Now, the matter of ebay auctions. Anyone who knows the first thing about this field knows that ebay often is an even more dangerous place to buy autographs than the private auctions. There are no clear statistics as to how many ebay autographs are bogus but the percentage is high. Nonetheless, if you are careful, you occasionally find a legitimate good deal but finding one these days is very time consuming. The dealers you might be willing to buy from anyway and who also sell on ebay do not offer bargains: they know the value of what they have. And fewer and fewer good dealers are selling on ebay because prices have been so weak. One special piece of advice-stay away from ebay PRIVATE AUCTIONS. If you accept that transparency is a problem throughout the auction industry nowhere is it more so than in PRIVATE ebay auctions. There is not a single circumstance under which an item should be bid on in this type of auction-none. If you see PRIVATE AUCTION or sellers with PRIVATE FEEDBACK, paint your backside white and run with the antelopes. Finally, most legitimate dealers ask sellers the source of what they want to sell. Under most circumstances, if that source was ebay, a dealer would not want to buy and later sell such an item.So buyers of ebay autographs often are buried in their acquisitions.
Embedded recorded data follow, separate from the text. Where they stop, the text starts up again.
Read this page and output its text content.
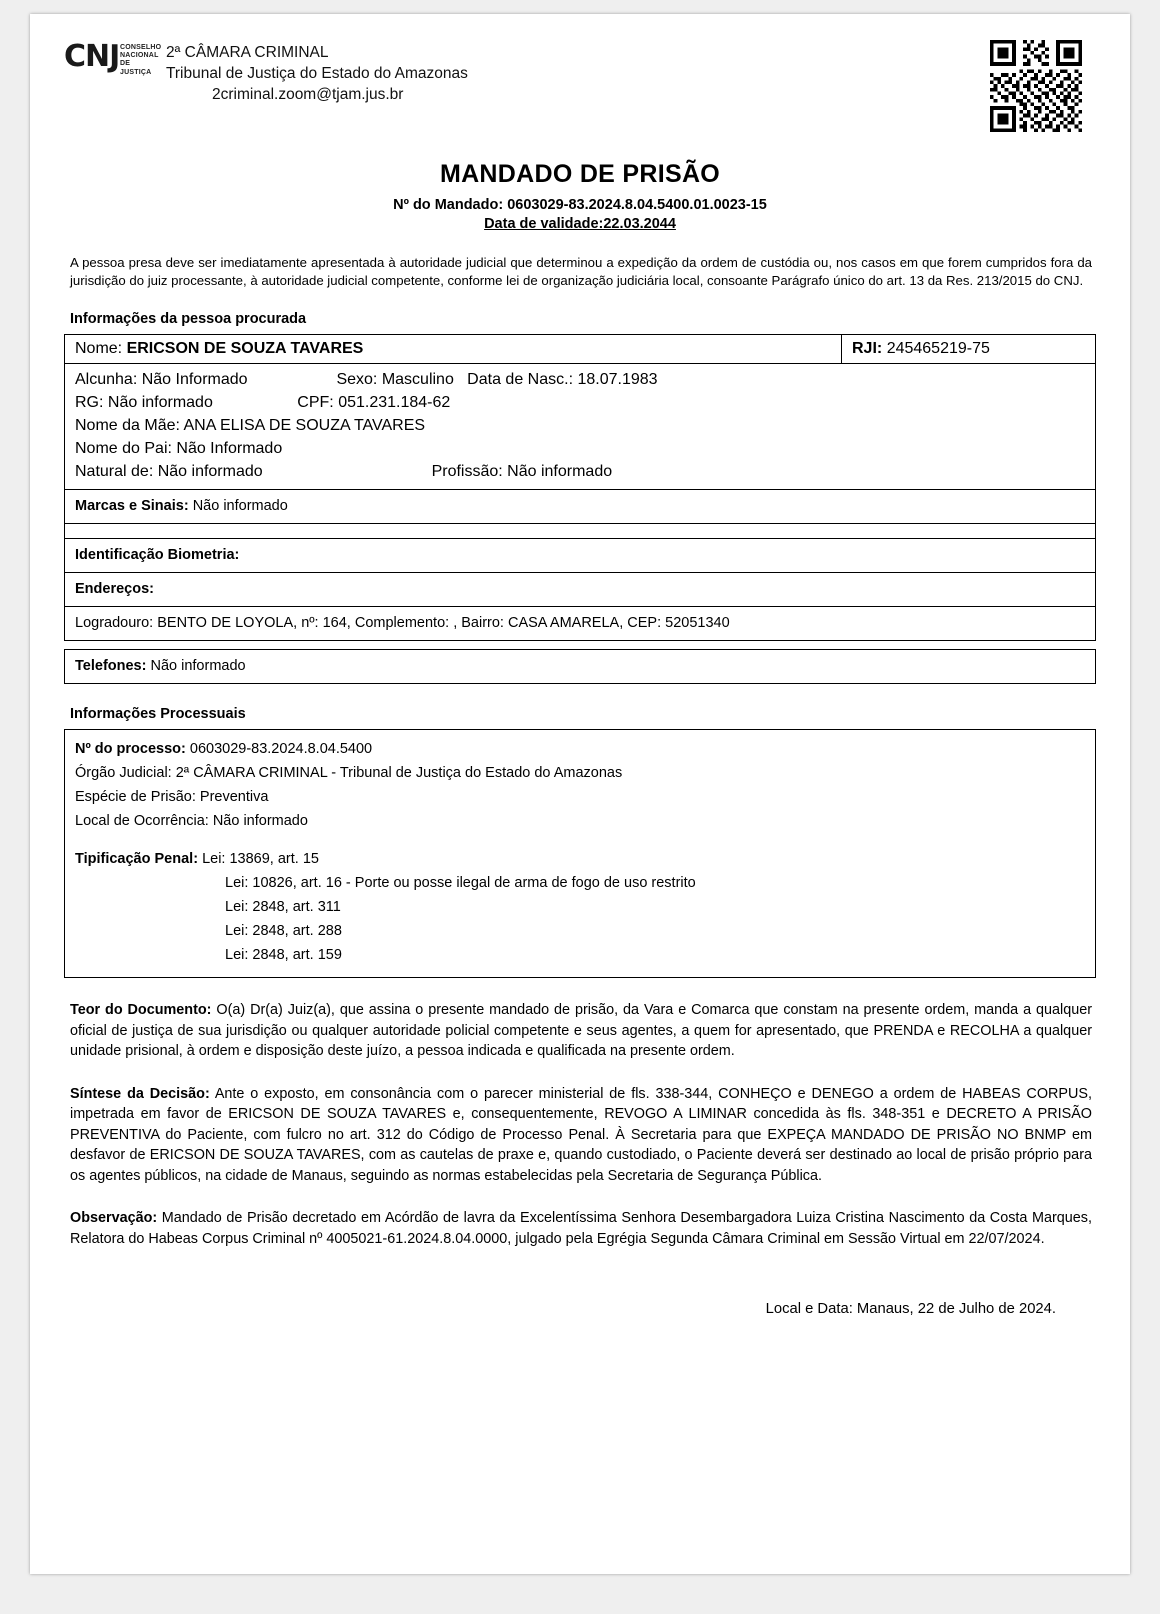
CNJ CONSELHO
NACIONAL
DE JUSTIÇA
2ª CÂMARA CRIMINAL
Tribunal de Justiça do Estado do Amazonas
2criminal.zoom@tjam.jus.br
MANDADO DE PRISÃO
Nº do Mandado: 0603029-83.2024.8.04.5400.01.0023-15
Data de validade:22.03.2044
A pessoa presa deve ser imediatamente apresentada à autoridade judicial que determinou a expedição da ordem de custódia ou, nos casos em que forem cumpridos fora da jurisdição do juiz processante, à autoridade judicial competente, conforme lei de organização judiciária local, consoante Parágrafo único do art. 13 da Res. 213/2015 do CNJ.
Informações da pessoa procurada
Nome: ERICSON DE SOUZA TAVARES	RJI: 245465219-75
Alcunha: Não Informado                    Sexo: Masculino   Data de Nasc.: 18.07.1983
RG: Não informado                   CPF: 051.231.184-62
Nome da Mãe: ANA ELISA DE SOUZA TAVARES
Nome do Pai: Não Informado
Natural de: Não informado                                      Profissão: Não informado
Marcas e Sinais: Não informado
Identificação Biometria:
Endereços:
Logradouro: BENTO DE LOYOLA, nº: 164, Complemento: , Bairro: CASA AMARELA, CEP: 52051340
Telefones: Não informado
Informações Processuais
Nº do processo: 0603029-83.2024.8.04.5400
Órgão Judicial: 2ª CÂMARA CRIMINAL - Tribunal de Justiça do Estado do Amazonas
Espécie de Prisão: Preventiva
Local de Ocorrência: Não informado
Tipificação Penal: Lei: 13869, art. 15
Lei: 10826, art. 16 - Porte ou posse ilegal de arma de fogo de uso restrito
Lei: 2848, art. 311
Lei: 2848, art. 288
Lei: 2848, art. 159
Teor do Documento: O(a) Dr(a) Juiz(a), que assina o presente mandado de prisão, da Vara e Comarca que constam na presente ordem, manda a qualquer oficial de justiça de sua jurisdição ou qualquer autoridade policial competente e seus agentes, a quem for apresentado, que PRENDA e RECOLHA a qualquer unidade prisional, à ordem e disposição deste juízo, a pessoa indicada e qualificada na presente ordem.
Síntese da Decisão: Ante o exposto, em consonância com o parecer ministerial de fls. 338-344, CONHEÇO e DENEGO a ordem de HABEAS CORPUS, impetrada em favor de ERICSON DE SOUZA TAVARES e, consequentemente, REVOGO A LIMINAR concedida às fls. 348-351 e DECRETO A PRISÃO PREVENTIVA do Paciente, com fulcro no art. 312 do Código de Processo Penal. À Secretaria para que EXPEÇA MANDADO DE PRISÃO NO BNMP em desfavor de ERICSON DE SOUZA TAVARES, com as cautelas de praxe e, quando custodiado, o Paciente deverá ser destinado ao local de prisão próprio para os agentes públicos, na cidade de Manaus, seguindo as normas estabelecidas pela Secretaria de Segurança Pública.
Observação: Mandado de Prisão decretado em Acórdão de lavra da Excelentíssima Senhora Desembargadora Luiza Cristina Nascimento da Costa Marques, Relatora do Habeas Corpus Criminal nº 4005021-61.2024.8.04.0000, julgado pela Egrégia Segunda Câmara Criminal em Sessão Virtual em 22/07/2024.
Local e Data: Manaus, 22 de Julho de 2024.
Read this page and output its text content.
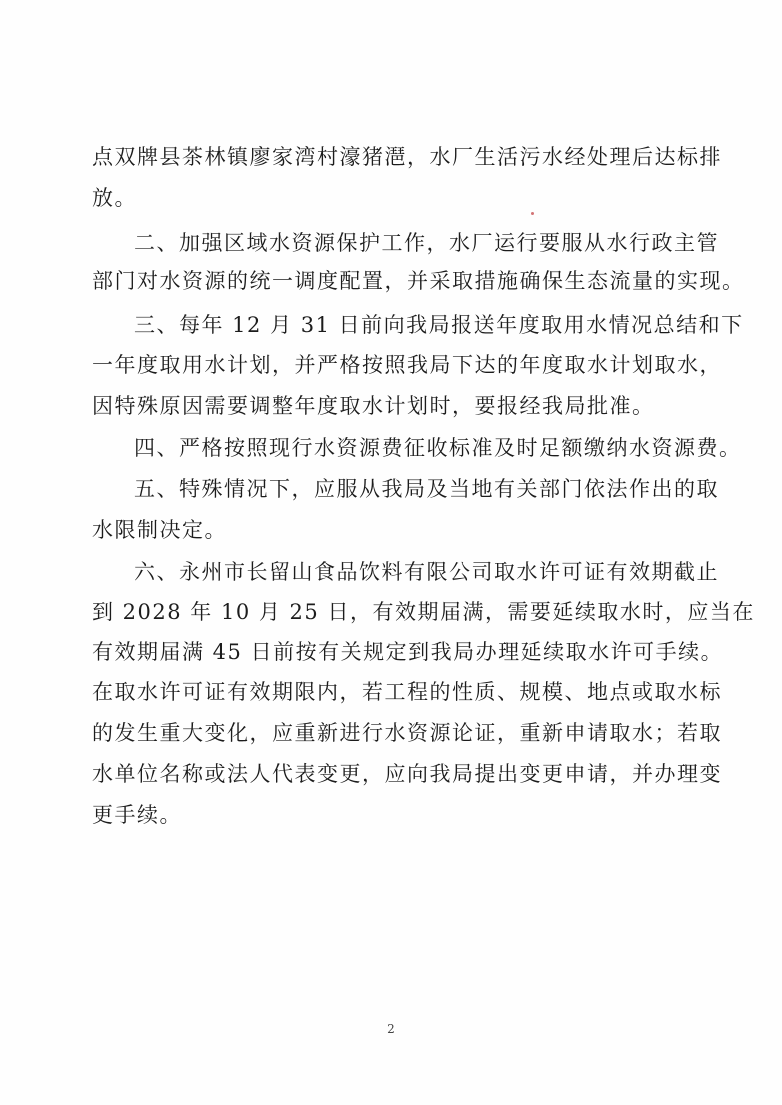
点双牌县茶林镇廖家湾村濠猪潖，水厂生活污水经处理后达标排
放。
二、加强区域水资源保护工作，水厂运行要服从水行政主管
部门对水资源的统一调度配置，并采取措施确保生态流量的实现。
三、每年 12 月 31 日前向我局报送年度取用水情况总结和下
一年度取用水计划，并严格按照我局下达的年度取水计划取水，
因特殊原因需要调整年度取水计划时，要报经我局批准。
四、严格按照现行水资源费征收标准及时足额缴纳水资源费。
五、特殊情况下，应服从我局及当地有关部门依法作出的取
水限制决定。
六、永州市长留山食品饮料有限公司取水许可证有效期截止
到 2028 年 10 月 25 日，有效期届满，需要延续取水时，应当在
有效期届满 45 日前按有关规定到我局办理延续取水许可手续。
在取水许可证有效期限内，若工程的性质、规模、地点或取水标
的发生重大变化，应重新进行水资源论证，重新申请取水；若取
水单位名称或法人代表变更，应向我局提出变更申请，并办理变
更手续。
2
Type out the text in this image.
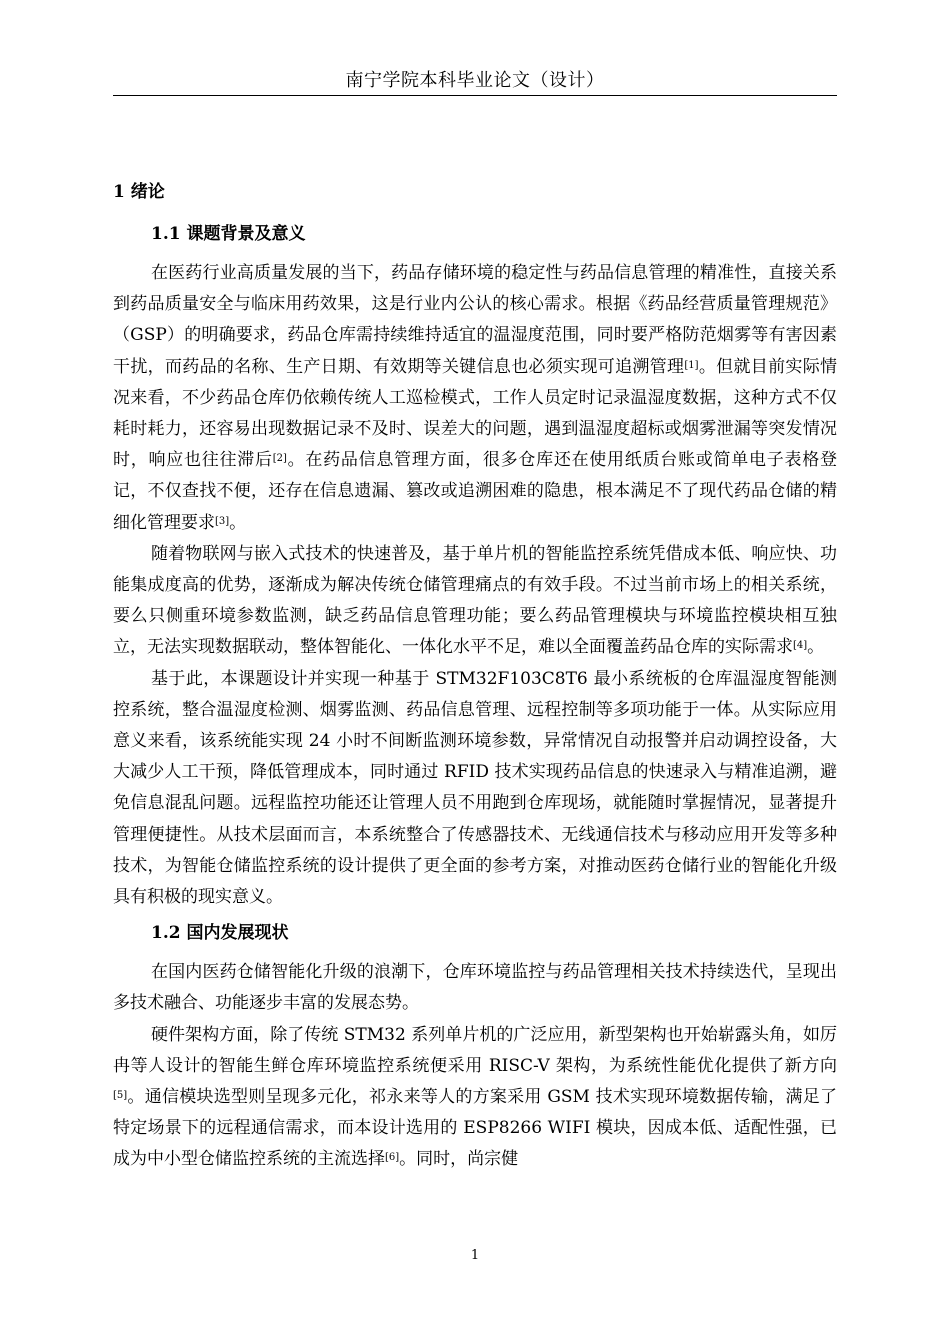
南宁学院本科毕业论文（设计）
1 绪论
1.1 课题背景及意义

在医药行业高质量发展的当下，药品存储环境的稳定性与药品信息管理的精准性，直接关系到药品质量安全与临床用药效果，这是行业内公认的核心需求。根据《药品经营质量管理规范》（GSP）的明确要求，药品仓库需持续维持适宜的温湿度范围，同时要严格防范烟雾等有害因素干扰，而药品的名称、生产日期、有效期等关键信息也必须实现可追溯管理[1]。但就目前实际情况来看，不少药品仓库仍依赖传统人工巡检模式，工作人员定时记录温湿度数据，这种方式不仅耗时耗力，还容易出现数据记录不及时、误差大的问题，遇到温湿度超标或烟雾泄漏等突发情况时，响应也往往滞后[2]。在药品信息管理方面，很多仓库还在使用纸质台账或简单电子表格登记，不仅查找不便，还存在信息遗漏、篡改或追溯困难的隐患，根本满足不了现代药品仓储的精细化管理要求[3]。

随着物联网与嵌入式技术的快速普及，基于单片机的智能监控系统凭借成本低、响应快、功能集成度高的优势，逐渐成为解决传统仓储管理痛点的有效手段。不过当前市场上的相关系统，要么只侧重环境参数监测，缺乏药品信息管理功能；要么药品管理模块与环境监控模块相互独立，无法实现数据联动，整体智能化、一体化水平不足，难以全面覆盖药品仓库的实际需求[4]。

基于此，本课题设计并实现一种基于 STM32F103C8T6 最小系统板的仓库温湿度智能测控系统，整合温湿度检测、烟雾监测、药品信息管理、远程控制等多项功能于一体。从实际应用意义来看，该系统能实现 24 小时不间断监测环境参数，异常情况自动报警并启动调控设备，大大减少人工干预，降低管理成本，同时通过 RFID 技术实现药品信息的快速录入与精准追溯，避免信息混乱问题。远程监控功能还让管理人员不用跑到仓库现场，就能随时掌握情况，显著提升管理便捷性。从技术层面而言，本系统整合了传感器技术、无线通信技术与移动应用开发等多种技术，为智能仓储监控系统的设计提供了更全面的参考方案，对推动医药仓储行业的智能化升级具有积极的现实意义。

1.2 国内发展现状

在国内医药仓储智能化升级的浪潮下，仓库环境监控与药品管理相关技术持续迭代，呈现出多技术融合、功能逐步丰富的发展态势。

硬件架构方面，除了传统 STM32 系列单片机的广泛应用，新型架构也开始崭露头角，如厉冉等人设计的智能生鲜仓库环境监控系统便采用 RISC-V 架构，为系统性能优化提供了新方向[5]。通信模块选型则呈现多元化，祁永来等人的方案采用 GSM 技术实现环境数据传输，满足了特定场景下的远程通信需求，而本设计选用的 ESP8266 WIFI 模块，因成本低、适配性强，已成为中小型仓储监控系统的主流选择[6]。同时，尚宗健

1
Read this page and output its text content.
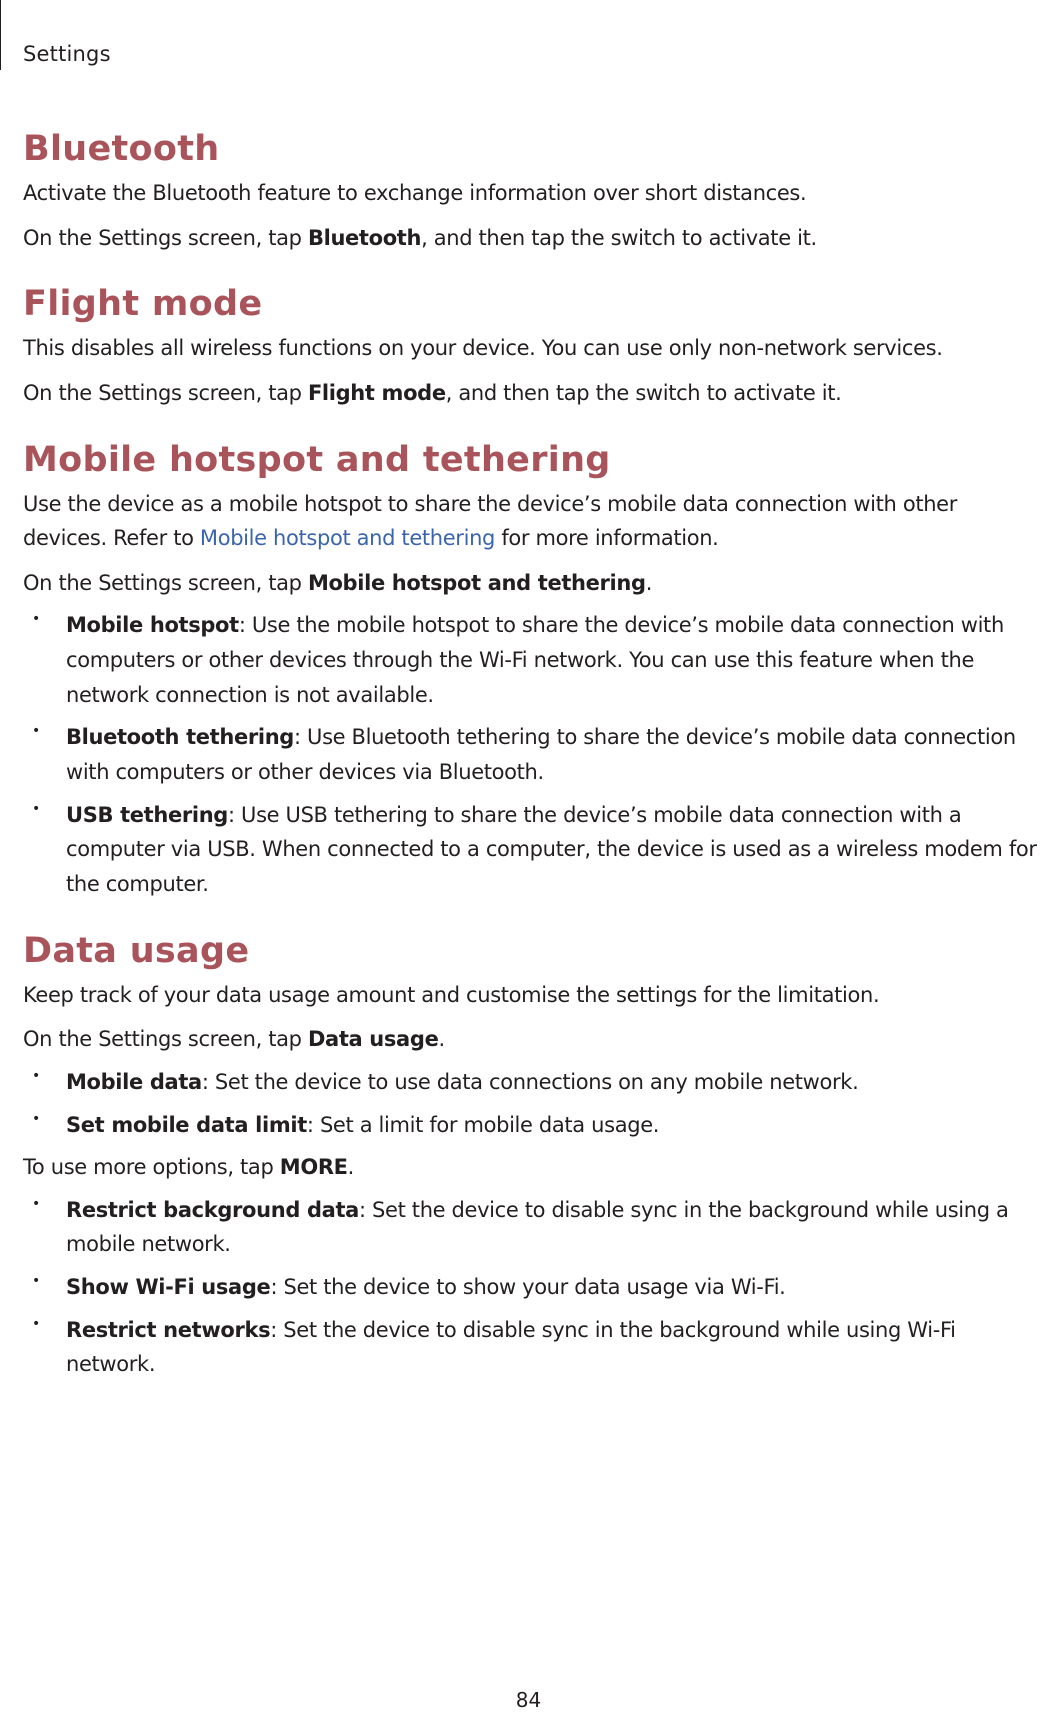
Settings
Bluetooth

Activate the Bluetooth feature to exchange information over short distances.

On the Settings screen, tap Bluetooth, and then tap the switch to activate it.

Flight mode

This disables all wireless functions on your device. You can use only non-network services.

On the Settings screen, tap Flight mode, and then tap the switch to activate it.

Mobile hotspot and tethering

Use the device as a mobile hotspot to share the device’s mobile data connection with other devices. Refer to Mobile hotspot and tethering for more information.

On the Settings screen, tap Mobile hotspot and tethering.

• Mobile hotspot: Use the mobile hotspot to share the device’s mobile data connection with computers or other devices through the Wi-Fi network. You can use this feature when the network connection is not available.
• Bluetooth tethering: Use Bluetooth tethering to share the device’s mobile data connection with computers or other devices via Bluetooth.
• USB tethering: Use USB tethering to share the device’s mobile data connection with a computer via USB. When connected to a computer, the device is used as a wireless modem for the computer.
Data usage

Keep track of your data usage amount and customise the settings for the limitation.

On the Settings screen, tap Data usage.

• Mobile data: Set the device to use data connections on any mobile network.
• Set mobile data limit: Set a limit for mobile data usage.

To use more options, tap MORE.

• Restrict background data: Set the device to disable sync in the background while using a mobile network.
• Show Wi-Fi usage: Set the device to show your data usage via Wi-Fi.
• Restrict networks: Set the device to disable sync in the background while using Wi-Fi network.
84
In closing, autograph auction abuses have a long history and, as mentioned previously, were outlined in great detail back in 1981 by Charles Hamilton in his book Auction Madness. In fact he has a glossary at the end of his book that uses different and somewhat more colorful terminology to describe many of the abusive practices outlined herein-or, as he wrote, "what goes on behind the velvet curtain." The book is well worth reading but somewhat discouraging to those who tilt at windmills hoping that the "better angels of our nature" will someday preveail and that the autograph auction market will be conducted with more integrity than it is today in some instances. You read CH's book from 1981 and you realize not much has changed. As an industry, we can do better.

*Reference:Auction Madness by Charles Hamilton, Everet House, New York, NY, 1981. In this book, Hamilton was urging reform but toward the end of his career years later he was accused of the same unethical practices he had decried.